- The entire sales team is weak. We might hear, “Then how do you explain our double digit growth for the last 5 years?” The real problem is that the company likely has a product that everyone wants and their success has more to do with great marketing and desirable products than the salespeople beause their salespeple happen to suck! If they’ve been growing, with this group, at double digits, then they would be growing by leaps and bounds with strong salespeople!
- The salespeople have issues around the Will to Sell. Many of the salespeople lack the kind of commitment to sales success that is required to get to the next level. We might hear, “I can’t understand how that can happen and I don’t know what to do about it.” The real problem is that they’ve been hiring the wrong salespeople, focusing on technical skills instead of sales core competencies and in doing so have created a culture of complacency.

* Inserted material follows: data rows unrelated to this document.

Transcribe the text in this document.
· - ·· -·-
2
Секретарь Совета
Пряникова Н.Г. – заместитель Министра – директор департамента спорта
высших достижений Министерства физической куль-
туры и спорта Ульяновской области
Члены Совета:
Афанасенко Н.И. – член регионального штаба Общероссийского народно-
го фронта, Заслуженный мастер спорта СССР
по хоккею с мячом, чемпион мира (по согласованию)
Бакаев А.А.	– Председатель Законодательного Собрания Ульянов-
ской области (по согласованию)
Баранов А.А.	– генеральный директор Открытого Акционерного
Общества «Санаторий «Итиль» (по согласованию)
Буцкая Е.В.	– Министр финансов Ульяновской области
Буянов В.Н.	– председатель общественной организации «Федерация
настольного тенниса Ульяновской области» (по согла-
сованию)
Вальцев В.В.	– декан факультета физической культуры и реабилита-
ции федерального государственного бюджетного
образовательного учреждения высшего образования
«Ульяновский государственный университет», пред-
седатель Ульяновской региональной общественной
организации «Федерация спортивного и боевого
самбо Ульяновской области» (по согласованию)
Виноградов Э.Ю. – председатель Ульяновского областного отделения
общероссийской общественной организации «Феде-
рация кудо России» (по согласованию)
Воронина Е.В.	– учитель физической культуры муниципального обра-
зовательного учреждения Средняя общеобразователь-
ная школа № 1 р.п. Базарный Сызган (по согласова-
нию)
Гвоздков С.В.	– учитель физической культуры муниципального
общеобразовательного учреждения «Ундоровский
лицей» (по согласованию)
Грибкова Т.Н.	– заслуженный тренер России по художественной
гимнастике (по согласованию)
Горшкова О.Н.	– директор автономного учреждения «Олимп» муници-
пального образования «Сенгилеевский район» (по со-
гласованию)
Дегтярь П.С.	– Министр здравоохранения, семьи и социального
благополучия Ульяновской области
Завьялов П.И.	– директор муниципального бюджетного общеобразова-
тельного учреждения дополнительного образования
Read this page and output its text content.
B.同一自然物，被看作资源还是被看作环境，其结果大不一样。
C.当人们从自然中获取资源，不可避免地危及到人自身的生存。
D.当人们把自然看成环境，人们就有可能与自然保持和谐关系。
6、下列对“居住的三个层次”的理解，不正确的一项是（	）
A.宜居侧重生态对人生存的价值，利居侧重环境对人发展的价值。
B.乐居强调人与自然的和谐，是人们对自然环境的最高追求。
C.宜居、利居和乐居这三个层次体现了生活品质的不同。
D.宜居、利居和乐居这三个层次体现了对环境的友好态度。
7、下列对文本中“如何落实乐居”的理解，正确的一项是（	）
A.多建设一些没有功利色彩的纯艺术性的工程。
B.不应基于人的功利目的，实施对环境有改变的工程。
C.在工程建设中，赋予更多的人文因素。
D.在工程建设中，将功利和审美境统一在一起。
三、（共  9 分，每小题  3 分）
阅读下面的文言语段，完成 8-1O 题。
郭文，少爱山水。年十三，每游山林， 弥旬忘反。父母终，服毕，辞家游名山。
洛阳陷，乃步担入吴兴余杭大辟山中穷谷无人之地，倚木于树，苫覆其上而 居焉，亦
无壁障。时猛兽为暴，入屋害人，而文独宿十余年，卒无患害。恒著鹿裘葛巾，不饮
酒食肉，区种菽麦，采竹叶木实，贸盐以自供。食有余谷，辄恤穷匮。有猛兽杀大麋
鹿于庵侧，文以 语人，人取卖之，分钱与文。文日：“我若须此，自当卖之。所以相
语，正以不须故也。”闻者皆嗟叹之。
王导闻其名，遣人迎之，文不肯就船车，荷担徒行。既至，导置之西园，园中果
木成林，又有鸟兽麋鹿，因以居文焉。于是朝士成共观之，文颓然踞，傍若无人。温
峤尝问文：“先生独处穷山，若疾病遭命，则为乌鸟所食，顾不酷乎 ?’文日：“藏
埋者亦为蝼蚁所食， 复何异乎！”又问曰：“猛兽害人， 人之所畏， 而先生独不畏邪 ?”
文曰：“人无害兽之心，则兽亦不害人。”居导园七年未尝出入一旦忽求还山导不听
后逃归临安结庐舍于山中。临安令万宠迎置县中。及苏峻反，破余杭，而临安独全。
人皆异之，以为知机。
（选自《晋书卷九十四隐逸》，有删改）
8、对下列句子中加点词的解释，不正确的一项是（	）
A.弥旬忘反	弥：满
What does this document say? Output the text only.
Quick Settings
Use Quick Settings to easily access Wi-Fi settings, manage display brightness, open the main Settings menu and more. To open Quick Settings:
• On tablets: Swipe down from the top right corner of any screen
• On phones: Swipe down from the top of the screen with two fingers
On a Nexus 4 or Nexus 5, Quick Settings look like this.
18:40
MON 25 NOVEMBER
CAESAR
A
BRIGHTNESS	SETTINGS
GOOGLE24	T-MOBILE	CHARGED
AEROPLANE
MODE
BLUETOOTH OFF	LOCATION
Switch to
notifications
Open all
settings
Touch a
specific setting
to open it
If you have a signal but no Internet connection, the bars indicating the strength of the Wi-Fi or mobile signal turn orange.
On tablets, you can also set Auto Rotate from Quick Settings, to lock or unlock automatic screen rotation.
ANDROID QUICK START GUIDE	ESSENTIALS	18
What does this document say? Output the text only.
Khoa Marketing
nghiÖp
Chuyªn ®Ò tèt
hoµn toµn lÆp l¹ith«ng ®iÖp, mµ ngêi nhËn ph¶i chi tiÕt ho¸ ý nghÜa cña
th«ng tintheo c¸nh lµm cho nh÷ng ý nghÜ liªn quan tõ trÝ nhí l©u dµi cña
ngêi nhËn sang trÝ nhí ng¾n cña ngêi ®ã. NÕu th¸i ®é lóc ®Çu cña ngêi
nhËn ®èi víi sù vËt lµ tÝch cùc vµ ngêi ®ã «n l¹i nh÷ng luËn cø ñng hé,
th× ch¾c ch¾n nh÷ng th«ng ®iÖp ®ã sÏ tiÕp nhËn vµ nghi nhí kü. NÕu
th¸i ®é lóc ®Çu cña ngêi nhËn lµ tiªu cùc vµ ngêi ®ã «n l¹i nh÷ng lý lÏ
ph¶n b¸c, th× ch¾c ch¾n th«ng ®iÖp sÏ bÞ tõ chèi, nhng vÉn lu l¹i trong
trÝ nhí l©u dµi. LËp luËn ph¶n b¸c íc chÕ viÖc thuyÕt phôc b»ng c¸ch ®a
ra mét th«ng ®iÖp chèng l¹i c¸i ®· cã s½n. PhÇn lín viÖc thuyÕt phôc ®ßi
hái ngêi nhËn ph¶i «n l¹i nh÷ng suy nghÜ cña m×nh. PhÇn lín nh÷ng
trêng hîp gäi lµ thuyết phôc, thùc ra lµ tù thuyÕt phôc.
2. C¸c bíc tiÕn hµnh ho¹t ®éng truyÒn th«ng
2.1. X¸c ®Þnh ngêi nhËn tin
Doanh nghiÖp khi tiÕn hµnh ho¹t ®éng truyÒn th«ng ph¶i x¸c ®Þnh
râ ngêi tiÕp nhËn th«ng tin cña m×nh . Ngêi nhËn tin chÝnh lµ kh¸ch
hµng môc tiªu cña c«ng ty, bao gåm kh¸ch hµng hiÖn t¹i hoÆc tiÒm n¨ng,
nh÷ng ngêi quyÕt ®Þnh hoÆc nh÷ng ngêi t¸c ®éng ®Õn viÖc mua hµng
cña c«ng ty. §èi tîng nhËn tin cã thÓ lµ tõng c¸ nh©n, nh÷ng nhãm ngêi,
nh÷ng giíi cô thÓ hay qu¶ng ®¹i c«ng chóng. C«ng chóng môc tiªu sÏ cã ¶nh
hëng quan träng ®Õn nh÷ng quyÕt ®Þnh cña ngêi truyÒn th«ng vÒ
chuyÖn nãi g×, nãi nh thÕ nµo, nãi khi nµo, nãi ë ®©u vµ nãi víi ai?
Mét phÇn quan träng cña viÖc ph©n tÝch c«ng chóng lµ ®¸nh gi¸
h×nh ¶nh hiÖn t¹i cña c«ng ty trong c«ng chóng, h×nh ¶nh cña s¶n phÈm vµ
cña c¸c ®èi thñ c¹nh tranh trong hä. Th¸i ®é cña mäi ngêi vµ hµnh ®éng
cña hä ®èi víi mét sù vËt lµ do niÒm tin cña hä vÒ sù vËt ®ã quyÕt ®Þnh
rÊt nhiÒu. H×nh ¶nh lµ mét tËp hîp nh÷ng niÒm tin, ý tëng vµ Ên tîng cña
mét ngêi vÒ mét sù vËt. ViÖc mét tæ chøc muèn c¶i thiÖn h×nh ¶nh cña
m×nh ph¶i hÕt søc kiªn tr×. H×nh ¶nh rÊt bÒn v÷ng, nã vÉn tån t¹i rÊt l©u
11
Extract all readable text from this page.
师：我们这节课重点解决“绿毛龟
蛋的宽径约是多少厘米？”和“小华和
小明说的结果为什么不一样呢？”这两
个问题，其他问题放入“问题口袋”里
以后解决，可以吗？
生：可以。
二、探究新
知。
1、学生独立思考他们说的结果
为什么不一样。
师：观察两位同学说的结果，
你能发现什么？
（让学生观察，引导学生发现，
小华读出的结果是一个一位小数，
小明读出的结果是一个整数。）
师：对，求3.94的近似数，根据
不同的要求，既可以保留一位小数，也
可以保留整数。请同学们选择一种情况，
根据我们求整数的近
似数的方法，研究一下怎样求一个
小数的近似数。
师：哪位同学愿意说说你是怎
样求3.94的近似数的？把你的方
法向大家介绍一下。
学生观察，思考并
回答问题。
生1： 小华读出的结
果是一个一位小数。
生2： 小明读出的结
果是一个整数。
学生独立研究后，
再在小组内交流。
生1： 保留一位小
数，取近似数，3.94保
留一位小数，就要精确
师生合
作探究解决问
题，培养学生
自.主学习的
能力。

- With the proper training and coaching, the existing sales force can generate 75% more revenue but it will take 24 months. We might hear, “That’s a considerable increase. Why so much and why will it take so long?” The real problem is that the existing sales force is so weak they are leaving all of that opportunity on the table without the capability to capture it. It will take 24 months because the gaps are so wide and deep and there is a lengthy sales cycle.
- Some of the top account managers evaluate as very weak salespeople. “Those 3 are our top salespeople! They can’t be that weak!” Those 3 manage more revenue than anyone else and they’re important to your success. However, they aren’t your top 3 salespeople. If you took their existing accounts away, which they probably inherited, and asked them to build a pipeline, sell some new accounts and close some new business, they would fail in dramatic fashion.
We could have our eyes wide open and not see what we don’t want to see. When our expectations aren’t met it causes the three D’s – discomfort, disappointment and distaste. Sometimes you can’t see the reality of your own sales force until you have the data and use it to look at people, systems, processes and strategies through a different lens. Companies that fight the data don’t change. Companies that are afraid of the data don’t have a clue. And companies that embrace the data grow by leaps and bounds.
The sales force evaluation is the most important and powerful thing you can do at your company. It leads to better decisions, changes based on science instead of hunches, and improvements based on necessity instead of opportunity.